What are some recommended strategies or tactics to help achieve successful change management?
My first piece, of advice, abandon the idea that change management only involves people. Just as all systems are made of people, organization, process and technology; all changes impact all four and need to be viewed holistically.
Second, get rid of the artificial barriers between change management and change control. Change management is the how of change – assess, handle and release. Change control is the what, the execution steps. Remember that all changes are really just projects, and vice versa. The level of change determines the level of activity.
|Level of Change||Change Management||Change Control|
Across several areas
Often in waves
Simplify your variety of change controls and strive for scalability within one change management (and control) system. Utilize the levers, which include: regulatory (compliance), product release and risk.
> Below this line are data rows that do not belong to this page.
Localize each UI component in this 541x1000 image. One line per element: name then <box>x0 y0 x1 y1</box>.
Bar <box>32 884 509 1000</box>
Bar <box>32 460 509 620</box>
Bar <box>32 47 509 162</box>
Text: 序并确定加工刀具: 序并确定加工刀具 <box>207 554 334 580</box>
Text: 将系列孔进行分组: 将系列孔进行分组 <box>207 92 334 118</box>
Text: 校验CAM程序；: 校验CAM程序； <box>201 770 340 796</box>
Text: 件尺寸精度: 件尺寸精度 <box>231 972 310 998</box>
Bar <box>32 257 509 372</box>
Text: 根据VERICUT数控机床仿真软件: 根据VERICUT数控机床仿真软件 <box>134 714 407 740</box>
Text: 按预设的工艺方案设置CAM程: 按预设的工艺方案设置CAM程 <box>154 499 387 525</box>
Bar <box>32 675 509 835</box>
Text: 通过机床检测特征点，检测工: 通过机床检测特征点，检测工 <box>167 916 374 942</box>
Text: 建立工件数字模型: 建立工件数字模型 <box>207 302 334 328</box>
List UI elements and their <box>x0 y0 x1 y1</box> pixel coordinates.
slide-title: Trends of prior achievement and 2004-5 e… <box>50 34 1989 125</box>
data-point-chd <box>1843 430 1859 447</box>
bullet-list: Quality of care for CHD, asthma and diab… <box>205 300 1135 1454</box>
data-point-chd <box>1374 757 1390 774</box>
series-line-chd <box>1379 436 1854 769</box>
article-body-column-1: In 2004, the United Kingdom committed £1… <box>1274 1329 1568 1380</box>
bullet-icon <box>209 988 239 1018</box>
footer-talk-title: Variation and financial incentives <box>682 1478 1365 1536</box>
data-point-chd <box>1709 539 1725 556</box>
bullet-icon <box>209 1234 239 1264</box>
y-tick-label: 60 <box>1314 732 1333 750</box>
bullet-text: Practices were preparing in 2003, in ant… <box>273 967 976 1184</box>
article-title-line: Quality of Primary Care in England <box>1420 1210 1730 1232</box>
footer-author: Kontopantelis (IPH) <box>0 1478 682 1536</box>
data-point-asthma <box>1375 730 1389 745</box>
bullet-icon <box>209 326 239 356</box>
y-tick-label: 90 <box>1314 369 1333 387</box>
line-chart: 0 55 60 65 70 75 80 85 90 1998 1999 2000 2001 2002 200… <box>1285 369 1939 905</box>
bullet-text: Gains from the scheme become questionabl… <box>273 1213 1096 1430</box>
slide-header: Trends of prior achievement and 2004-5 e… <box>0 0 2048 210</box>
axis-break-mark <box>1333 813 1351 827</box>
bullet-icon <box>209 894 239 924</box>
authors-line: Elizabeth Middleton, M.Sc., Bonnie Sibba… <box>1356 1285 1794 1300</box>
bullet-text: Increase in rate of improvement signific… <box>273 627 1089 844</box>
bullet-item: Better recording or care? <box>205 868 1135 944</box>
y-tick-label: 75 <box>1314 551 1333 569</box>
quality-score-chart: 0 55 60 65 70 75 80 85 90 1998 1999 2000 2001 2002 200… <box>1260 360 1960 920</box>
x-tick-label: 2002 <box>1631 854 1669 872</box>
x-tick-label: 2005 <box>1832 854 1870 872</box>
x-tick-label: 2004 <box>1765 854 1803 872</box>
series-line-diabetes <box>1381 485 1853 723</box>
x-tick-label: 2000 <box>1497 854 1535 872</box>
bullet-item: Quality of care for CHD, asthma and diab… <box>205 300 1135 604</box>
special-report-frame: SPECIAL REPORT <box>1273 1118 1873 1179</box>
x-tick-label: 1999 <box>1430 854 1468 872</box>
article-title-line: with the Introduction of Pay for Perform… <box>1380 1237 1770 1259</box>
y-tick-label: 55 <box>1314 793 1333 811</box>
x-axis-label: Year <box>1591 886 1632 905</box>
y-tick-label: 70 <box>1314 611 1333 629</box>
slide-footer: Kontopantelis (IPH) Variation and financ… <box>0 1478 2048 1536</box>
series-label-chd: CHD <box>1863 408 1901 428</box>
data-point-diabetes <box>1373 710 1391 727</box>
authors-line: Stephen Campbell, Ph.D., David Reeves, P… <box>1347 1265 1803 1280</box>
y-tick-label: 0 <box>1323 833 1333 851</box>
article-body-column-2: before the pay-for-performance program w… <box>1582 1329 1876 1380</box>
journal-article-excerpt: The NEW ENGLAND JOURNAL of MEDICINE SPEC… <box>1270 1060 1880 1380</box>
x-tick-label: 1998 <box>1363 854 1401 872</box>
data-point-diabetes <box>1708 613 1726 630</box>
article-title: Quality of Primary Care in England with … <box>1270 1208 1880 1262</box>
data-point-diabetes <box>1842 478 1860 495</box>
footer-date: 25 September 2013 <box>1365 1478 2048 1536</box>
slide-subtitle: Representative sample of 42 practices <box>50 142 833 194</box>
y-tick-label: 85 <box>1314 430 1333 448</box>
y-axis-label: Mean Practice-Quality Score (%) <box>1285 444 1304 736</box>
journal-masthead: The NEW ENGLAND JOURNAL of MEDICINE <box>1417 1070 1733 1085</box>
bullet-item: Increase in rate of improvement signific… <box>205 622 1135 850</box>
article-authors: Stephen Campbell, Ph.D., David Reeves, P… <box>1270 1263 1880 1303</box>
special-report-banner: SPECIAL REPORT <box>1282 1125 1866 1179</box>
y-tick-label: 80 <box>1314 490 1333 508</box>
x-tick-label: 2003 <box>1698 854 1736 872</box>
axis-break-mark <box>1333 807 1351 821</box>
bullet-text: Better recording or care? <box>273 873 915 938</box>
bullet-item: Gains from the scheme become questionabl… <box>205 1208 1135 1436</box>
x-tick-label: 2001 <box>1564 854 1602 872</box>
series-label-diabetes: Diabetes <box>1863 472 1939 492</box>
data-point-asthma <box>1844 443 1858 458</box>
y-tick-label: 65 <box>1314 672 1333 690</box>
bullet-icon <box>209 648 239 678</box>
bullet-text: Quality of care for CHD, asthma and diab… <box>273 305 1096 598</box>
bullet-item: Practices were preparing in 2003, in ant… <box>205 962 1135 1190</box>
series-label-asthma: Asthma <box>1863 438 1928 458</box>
Change Management and Knowledge Management are closely entwined. An effective change management system includes active knowledge management, in which information from multiple sources is integrated to identify stimuli for changes needed to improve product and/or process robustness.
Risk management enables changes and helps assess:
- The proposed change
- The effectiveness of the change once implemented
Propose the Change
Make it SMART:
- Specific – The proposal needs to be accurate and leave no doubt as to what the change will achieve.
- Measurable – How will the system owner (sponsor) know when the project is complete.
- Achievable – Make the change as small as possible after all it is easier to eat an elephant one bite at a time. It is far easier to manage a few smaller change than one big one. This is why operational and transformational changes are many changes and often iterative.
- Realistic – Make the change easy to deliver, if it is over complicated then it is likely to hit problems and run over budget, be delivered late or of poor quality.
- Timely – Does the change have to be complete by a certain date? If so put it in the scope that the project has to be complete by that date. Are there dependencies and independencies?
The change Project team leverages SMEs to harness the collective intelligence (synergy) for the benefit of the site.
- Relevancy – The information gathered is of value
- Reliability – The process by which the information is collected should be consistent
- Accuracy – The data should be expressed in a manner that most accurately reflects its information content
- Efficiency – The design and implementation of the tasks should minimize the burden
|What is the vision for this change||Why is this change important to our organization|
|Success Measurements||Process Measurements|
|How will we measure success||How will we show progress towards our vision?|
|Who and what is affected?|
|What people, departments and processes need to change in order to realize our vision?|
|How will we support people?|
|What actions will we do to support people through the change?|
|What is our plan?|
|Detailed action plan|
Build in effectiveness reviews to your plan.
Execute the change plan, provide evidence of completion. Escalate significant risks or delays.
Ensure change plan was executed and benefits realized.
Hold a lessons learned.
Change management is a system. It should have its own cycles of improvement and grow as you execute changes. Change is a fundamental pillar of a quality system and spending the time to build a robust system will reap dividends and prove itself a good idea again and again.